World Bank Gives Nigeria, Others $10.6bn For 141 projects
The World Bank Group’s loan and grant approvals for Nigeria and other Sub-Saharan African countries have hit $10.6bn.
In its 2014 Annual Report, the bank said its assistance to Africa reached a record high this fiscal year with the approval of $10.6bn for 141 projects.
The support include $420m from the International Bank for Reconstruction and Development and $10.2bn from the International Development Association.
The leading sectors that benefitted from the assistance were public administration, law and justice ($2.1bn); energy and mining ($1.9bn); and transport ($1.5bn).
Specifically on Nigeria, the bank said, “In a major push, the IBRD, IFC and MIGA combined forces under a joint energy business plan for Nigeria.
“The plan will support Nigeria’s energy reform programme and help to increase installed generation capacity by about 1,000 megawatts, while mobilising nearly $1.7bn of private sector financing for Africa’s largest economy.”
On growth rate in the African region, the bank said, “Sub-Saharan Africa continued to grow strongly in 2013, with output increasing by 4.7 per cent. Excluding South Africa, growth was six per cent, well above the global Gross Domestic Product average of 2.4 per cent.
“The region is expected to remain one of the world’s fastest growing, with its GDP projected to rise to above per cent per cent in 2015 –16.
“The share of people living on less than $1.25 a day declined from an estimated 58 per cent to 48.5 per cent between 1996 and 2010. If recent trends of a one per cent per year decline are sustained, poverty rates will fall below 30 per cent by 2030.”
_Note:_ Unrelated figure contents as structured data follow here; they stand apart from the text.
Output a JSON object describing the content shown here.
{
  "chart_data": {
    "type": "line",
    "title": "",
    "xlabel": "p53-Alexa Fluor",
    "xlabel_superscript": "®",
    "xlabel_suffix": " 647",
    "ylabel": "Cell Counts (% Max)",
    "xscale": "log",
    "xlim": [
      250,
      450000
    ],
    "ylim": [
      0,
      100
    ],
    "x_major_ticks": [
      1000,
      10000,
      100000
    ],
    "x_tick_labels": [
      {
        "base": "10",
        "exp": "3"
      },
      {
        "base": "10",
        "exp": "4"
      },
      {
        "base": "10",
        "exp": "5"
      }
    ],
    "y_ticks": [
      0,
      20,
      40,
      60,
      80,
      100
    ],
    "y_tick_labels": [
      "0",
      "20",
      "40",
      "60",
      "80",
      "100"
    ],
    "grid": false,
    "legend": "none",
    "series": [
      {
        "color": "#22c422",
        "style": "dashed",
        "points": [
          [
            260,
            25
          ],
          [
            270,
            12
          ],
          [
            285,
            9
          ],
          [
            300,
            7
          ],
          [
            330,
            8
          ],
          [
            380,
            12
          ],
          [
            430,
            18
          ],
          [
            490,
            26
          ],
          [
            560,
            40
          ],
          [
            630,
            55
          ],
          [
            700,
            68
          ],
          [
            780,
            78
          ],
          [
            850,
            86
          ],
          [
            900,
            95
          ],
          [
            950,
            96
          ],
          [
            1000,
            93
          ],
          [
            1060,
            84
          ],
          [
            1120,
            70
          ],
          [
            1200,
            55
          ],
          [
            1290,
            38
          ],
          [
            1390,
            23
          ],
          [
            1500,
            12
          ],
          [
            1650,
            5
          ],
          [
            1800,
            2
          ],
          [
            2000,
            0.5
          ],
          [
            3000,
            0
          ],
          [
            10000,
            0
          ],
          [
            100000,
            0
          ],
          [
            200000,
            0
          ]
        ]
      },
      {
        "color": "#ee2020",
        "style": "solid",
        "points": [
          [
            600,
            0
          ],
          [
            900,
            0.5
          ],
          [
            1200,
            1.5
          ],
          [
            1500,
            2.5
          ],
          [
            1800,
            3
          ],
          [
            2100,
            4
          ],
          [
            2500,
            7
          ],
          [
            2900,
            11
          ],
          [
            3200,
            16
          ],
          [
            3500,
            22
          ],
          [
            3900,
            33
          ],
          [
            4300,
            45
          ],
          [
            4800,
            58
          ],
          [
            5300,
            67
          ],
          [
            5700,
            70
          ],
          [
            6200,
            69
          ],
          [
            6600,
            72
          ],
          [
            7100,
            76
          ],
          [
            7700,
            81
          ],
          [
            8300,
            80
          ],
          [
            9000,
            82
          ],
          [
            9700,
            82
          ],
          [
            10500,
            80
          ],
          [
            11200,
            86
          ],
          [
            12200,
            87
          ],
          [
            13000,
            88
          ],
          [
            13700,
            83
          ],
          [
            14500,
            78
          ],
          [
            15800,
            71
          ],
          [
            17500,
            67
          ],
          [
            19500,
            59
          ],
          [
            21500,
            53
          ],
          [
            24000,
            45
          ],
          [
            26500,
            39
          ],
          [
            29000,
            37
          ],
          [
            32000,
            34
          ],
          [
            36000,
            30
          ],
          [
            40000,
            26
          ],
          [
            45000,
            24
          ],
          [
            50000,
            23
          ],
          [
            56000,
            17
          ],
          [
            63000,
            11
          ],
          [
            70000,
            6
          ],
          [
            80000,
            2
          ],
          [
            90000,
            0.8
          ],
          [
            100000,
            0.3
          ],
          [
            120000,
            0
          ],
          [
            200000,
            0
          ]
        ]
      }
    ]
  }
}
The report stated that the bank supported country-led efforts to improve agricultural productivity by linking farmers to markets and reducing risk and vulnerability, to increase rural employment, and make agriculture more environmentally sustainable.
This fiscal year, it provided more than $1.1bn in agricultural assistance to sub-Saharan Africa, a 33 per cent increase over the past two years, it said.
Priority projects included support in Ethiopia for improving pastoralism through community development and livelihoods, and sub-regional support for promoting agribusiness in Senegal, and meeting food security and emergency needs in the Central African Republic and Madagascar.